Why dividends remain an effective tax-planning strategy

Following the taxation of dividends being reformed from 6 April 2016, individuals have been entitled to a dividend allowance.  However, this allowance was reduced from £5,000 to £2,000 from 6 April 2018.  This reduction will cost all individuals who receive dividends in excess of the allowance an additional £225 per annum in tax.  Despite the changes to dividends, they still have role to play in extracting funds from a company in a tax efficient manner.

As long as a company has sufficient retained profits, paying dividends can be a tax-effective method of extracting funds from a company.  On the downside, the company can only pay a dividend if it has sufficient retained profits from which to do so, and as they are paid from post-tax profits. Dividends are not deductible in computing profits for corporation tax.  However, on the plus side, everyone is entitled to a dividend allowance, the rates of tax on dividends are much lower than on other sources of income and there is no National Insurance to pay.

Typically, a tax efficient profit extraction strategy comprises of a salary and dividend.  A salary is paid either to the level of the primary and secondary threshold for National Insurance purposes (set at £8,424 for 2018/19) At this level, the salary has the added benefit of providing a qualifying year for state pension and benefit purposes for no National Insurance outlay.  Where the company is entitled to the employment allowance (as will be the case as long as the company is not one with a sole employee who is also a director), as long as the personal allowance has not been utilised elsewhere, the optimum salary level will be equal to the personal allowance (set at £11,850 for 2018/19)

Once a salary at this level has been taken, it is generally more beneficial to extract profits as dividends, retained profits permitting.  Each person is entitled to a dividend tax allowance.  Whilst the allowance is not as beneficial as previously, it still allows for the possibility of tax-free income in addition to the personal allowance.  If the personal allowance is not utilised (as it may be the case if a salary of £8,424 is paid), the balance can be set against dividend income (if the individual has no other sources of income), so that dividends sheltered by the allowance are tax-free.

The dividend allowance is not an allowance as such, it is a zero-rate band.  Dividends falling within the allowance still form part of band earnings but are taxed at a zero rate.

The fact that all taxpayers, regardless of their marginal rate of tax, are entitled to a dividend allowance provides tax planning opportunities in a family run company.  By making all family members shareholders, it is possible to pay dividends to use up their dividend allowance and get some profits out of the company tax-free.  Some care is needed here.  Dividends must be paid in proportion to shareholdings but using an alphabet share structure (and having A class shares for one family member, B class shares for another, etc) allows dividends to be tailored to the circumstances of the recipient.

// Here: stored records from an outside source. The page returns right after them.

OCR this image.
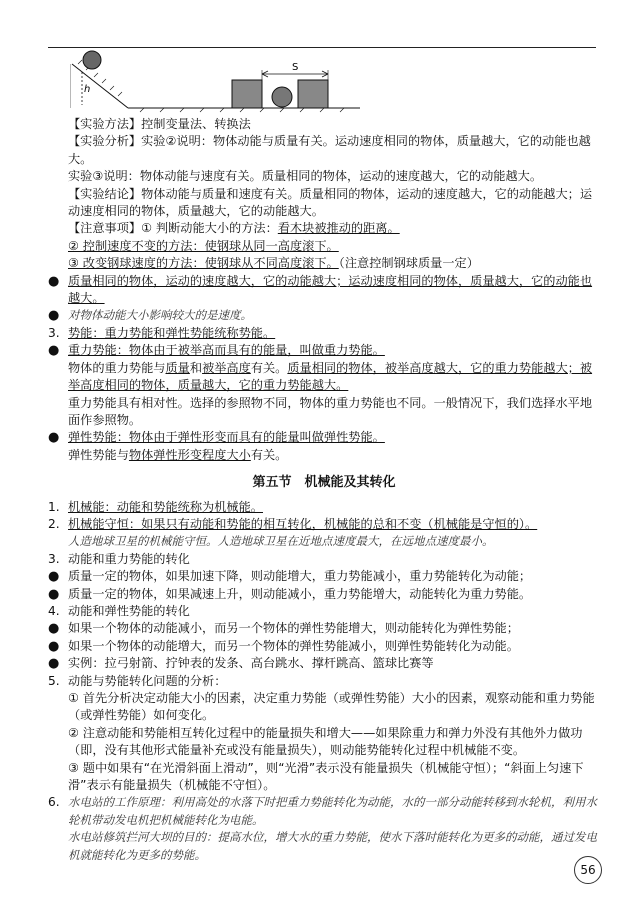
h
S
【实验方法】控制变量法、转换法
【实验分析】实验②说明：物体动能与质量有关。运动速度相同的物体，质量越大，它的动能也越大。
实验③说明：物体动能与速度有关。质量相同的物体，运动的速度越大，它的动能越大。
【实验结论】物体动能与质量和速度有关。质量相同的物体，运动的速度越大，它的动能越大；运动速度相同的物体，质量越大，它的动能越大。
【注意事项】① 判断动能大小的方法：看木块被推动的距离。
② 控制速度不变的方法：使钢球从同一高度滚下。
③ 改变钢球速度的方法：使钢球从不同高度滚下。（注意控制钢球质量一定）
● 质量相同的物体，运动的速度越大，它的动能越大；运动速度相同的物体，质量越大，它的动能也越大。
● 对物体动能大小影响较大的是速度。
3. 势能：重力势能和弹性势能统称势能。
● 重力势能：物体由于被举高而具有的能量，叫做重力势能。
物体的重力势能与质量和被举高度有关。质量相同的物体，被举高度越大，它的重力势能越大；被举高度相同的物体，质量越大，它的重力势能越大。
重力势能具有相对性。选择的参照物不同，物体的重力势能也不同。一般情况下，我们选择水平地面作参照物。
● 弹性势能：物体由于弹性形变而具有的能量叫做弹性势能。
弹性势能与物体弹性形变程度大小有关。
第五节　机械能及其转化
1. 机械能：动能和势能统称为机械能。
2. 机械能守恒：如果只有动能和势能的相互转化，机械能的总和不变（机械能是守恒的）。
人造地球卫星的机械能守恒。人造地球卫星在近地点速度最大，在远地点速度最小。
3. 动能和重力势能的转化
● 质量一定的物体，如果加速下降，则动能增大，重力势能减小，重力势能转化为动能；
● 质量一定的物体，如果减速上升，则动能减小，重力势能增大，动能转化为重力势能。
4. 动能和弹性势能的转化
● 如果一个物体的动能减小，而另一个物体的弹性势能增大，则动能转化为弹性势能；
● 如果一个物体的动能增大，而另一个物体的弹性势能减小，则弹性势能转化为动能。
● 实例：拉弓射箭、拧钟表的发条、高台跳水、撑杆跳高、篮球比赛等
5. 动能与势能转化问题的分析：
① 首先分析决定动能大小的因素，决定重力势能（或弹性势能）大小的因素，观察动能和重力势能（或弹性势能）如何变化。
② 注意动能和势能相互转化过程中的能量损失和增大——如果除重力和弹力外没有其他外力做功（即，没有其他形式能量补充或没有能量损失），则动能势能转化过程中机械能不变。
③ 题中如果有“在光滑斜面上滑动”，则“光滑”表示没有能量损失（机械能守恒）；“斜面上匀速下滑”表示有能量损失（机械能不守恒）。
6. 水电站的工作原理：利用高处的水落下时把重力势能转化为动能，水的一部分动能转移到水轮机，利用水轮机带动发电机把机械能转化为电能。
水电站修筑拦河大坝的目的：提高水位，增大水的重力势能，使水下落时能转化为更多的动能，通过发电机就能转化为更多的势能。
56
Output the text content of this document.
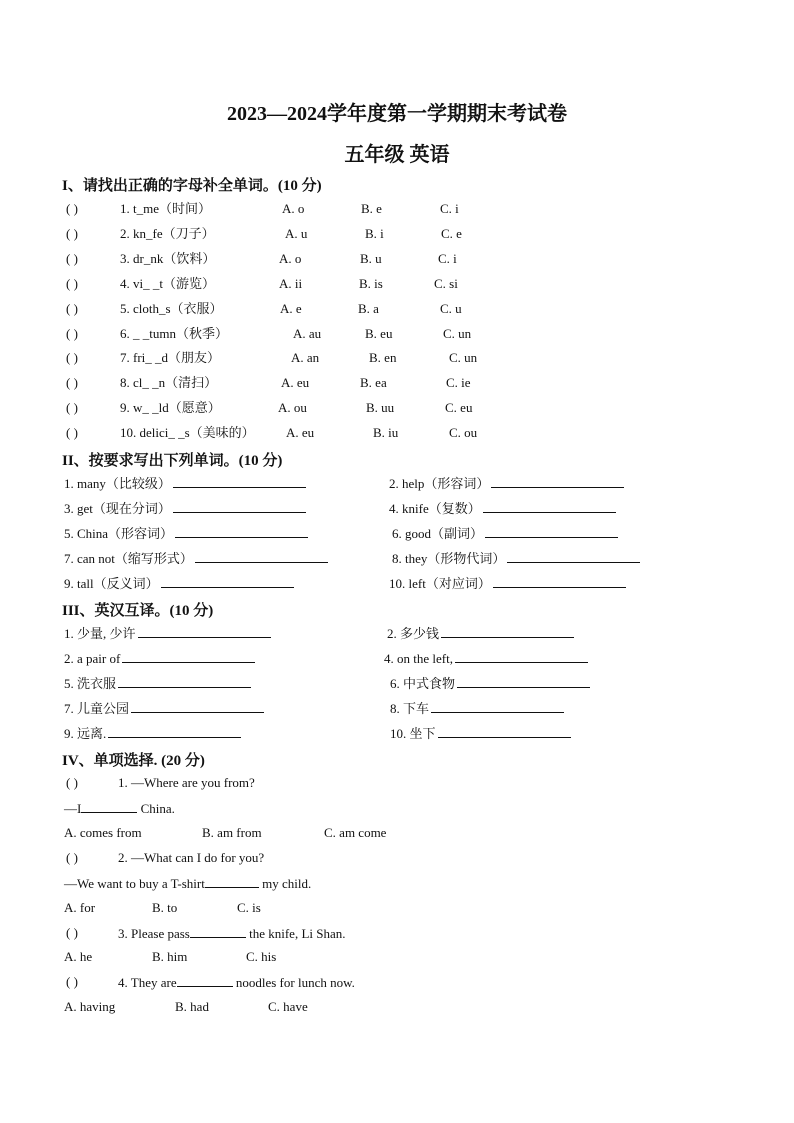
2023—2024学年度第一学期期末考试卷
五年级 英语
I、请找出正确的字母补全单词。(10 分)
( )	1. t_me（时间）	A. o	B. e	C. i
( )	2. kn_fe（刀子）	A. u	B. i	C. e
( )	3. dr_nk（饮料）	A. o	B. u	C. i
( )	4. vi_ _t（游览）	A. ii	B. is	C. si
( )	5. cloth_s（衣服）	A. e	B. a	C. u
( )	6. _ _tumn（秋季）	A. au	B. eu	C. un
( )	7. fri_ _d（朋友）	A. an	B. en	C. un
( )	8. cl_ _n（清扫）	A. eu	B. ea	C. ie
( )	9. w_ _ld（愿意）	A. ou	B. uu	C. eu
( )	10. delici_ _s（美味的） A. eu	B. iu	C. ou
II、按要求写出下列单词。(10 分)
1. many（比较级）	2. help（形容词）
3. get（现在分词）	4. knife（复数）
5. China（形容词）	6. good（副词）
7. can not（缩写形式）	8. they（形物代词）
9. tall（反义词）	10. left（对应词）
III、英汉互译。(10 分)
1. 少量, 少许	2. 多少钱
2. a pair of	4. on the left,
5. 洗衣服	6. 中式食物
7. 儿童公园	8. 下车
9. 远离.	10. 坐下
IV、单项选择. (20 分)
( )	1. —Where are you from?
—I	China.
A. comes from	B. am from	C. am come
( )	2. —What can I do for you?
—We want to buy a T-shirt	my child.
A. for	B. to	C. is
( )	3. Please pass	the knife, Li Shan.
A. he	B. him	C. his
( )	4. They are	noodles for lunch now.
A. having	B. had	C. have
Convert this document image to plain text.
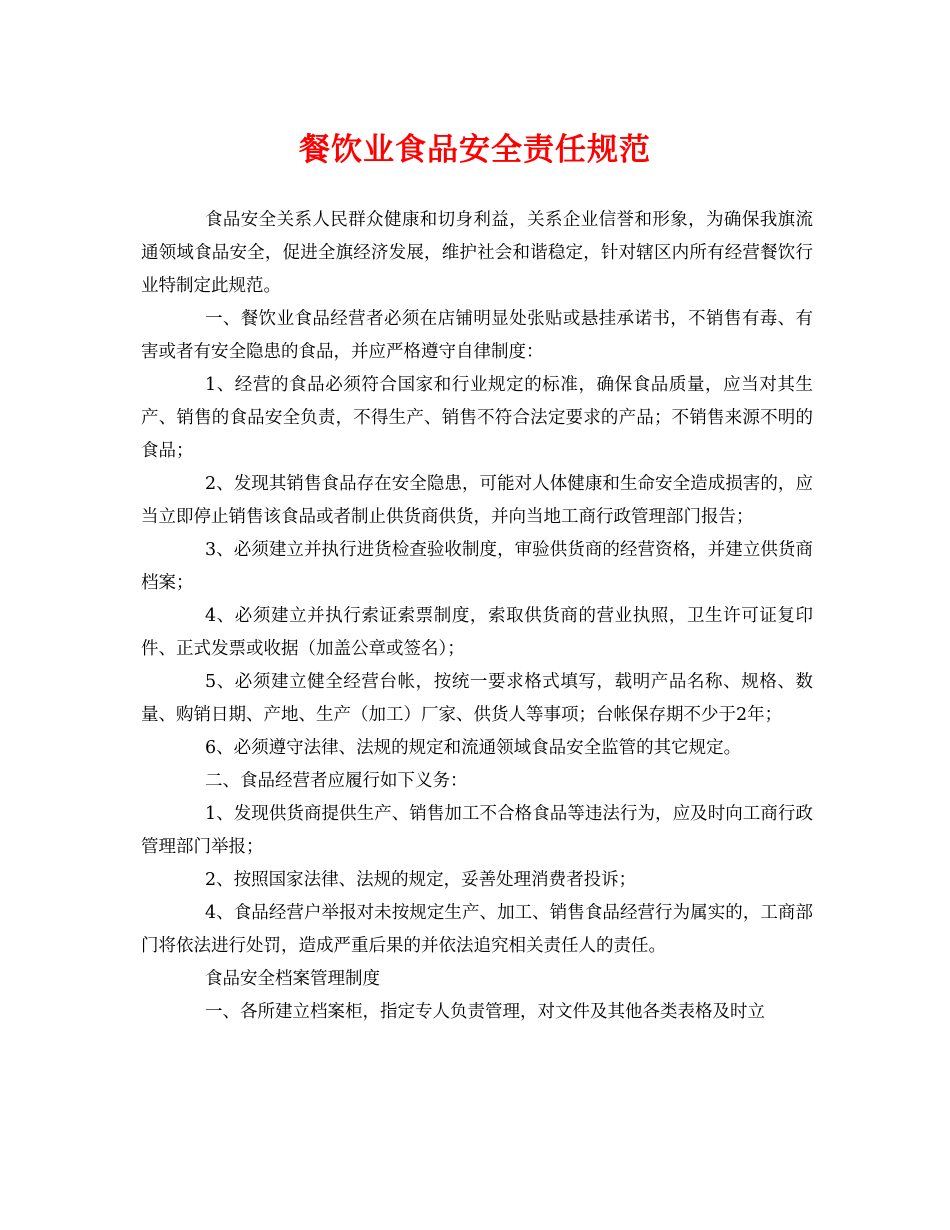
餐饮业食品安全责任规范

食品安全关系人民群众健康和切身利益，关系企业信誉和形象，为确保我旗流通领域食品安全，促进全旗经济发展，维护社会和谐稳定，针对辖区内所有经营餐饮行业特制定此规范。

一、餐饮业食品经营者必须在店铺明显处张贴或悬挂承诺书，不销售有毒、有害或者有安全隐患的食品，并应严格遵守自律制度：

1、经营的食品必须符合国家和行业规定的标准，确保食品质量，应当对其生产、销售的食品安全负责，不得生产、销售不符合法定要求的产品；不销售来源不明的食品；

2、发现其销售食品存在安全隐患，可能对人体健康和生命安全造成损害的，应当立即停止销售该食品或者制止供货商供货，并向当地工商行政管理部门报告；

3、必须建立并执行进货检查验收制度，审验供货商的经营资格，并建立供货商档案；

4、必须建立并执行索证索票制度，索取供货商的营业执照，卫生许可证复印件、正式发票或收据（加盖公章或签名）；

5、必须建立健全经营台帐，按统一要求格式填写，载明产品名称、规格、数量、购销日期、产地、生产（加工）厂家、供货人等事项；台帐保存期不少于2年；

6、必须遵守法律、法规的规定和流通领域食品安全监管的其它规定。

二、食品经营者应履行如下义务：

1、发现供货商提供生产、销售加工不合格食品等违法行为，应及时向工商行政管理部门举报；

2、按照国家法律、法规的规定，妥善处理消费者投诉；

4、食品经营户举报对未按规定生产、加工、销售食品经营行为属实的，工商部门将依法进行处罚，造成严重后果的并依法追究相关责任人的责任。

食品安全档案管理制度

一、各所建立档案柜，指定专人负责管理，对文件及其他各类表格及时立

Dividends are taxed as the top slice of income and once the dividend allowance (and any remaining personal allowance) have been used up, any remaining dividends are taxed at the appropriate dividend rate.  For 2018/19, dividends are taxed at the dividend ordinary rate of 7.5% to the extent that dividends fall within the basic rate band, at the dividend higher rate of 32.5% to the extent that they fall in the higher rate tax band, and at the dividend additional rate of 38.1%, the extent that they fall in the additional rate band.

Once again, the use of alphabet shares makes it possible to tailor dividend payments to family members to take advantage of the lower dividend tax rates, particularly where the basic rate band has not been fully utilised.  By utilising basic rate tax bands as opposed to paying dividends at the higher rate will save family members a maximum of 25% tax on dividend payments.

It is critical for shareholders to understand the impact of dividends when looking to extract profits from a company.  It is not something that should be looked at retrospectively and shareholders need to be proactive in their approach to be able to minimise tax liabilities where possible. An understanding of salary and dividend will allow an individual to be able to calculate their personal tax liability before it is due.   This will allow an individual to make decisions whether to increase or decrease dividends and to have funds available to pay the liability at the appropriate time.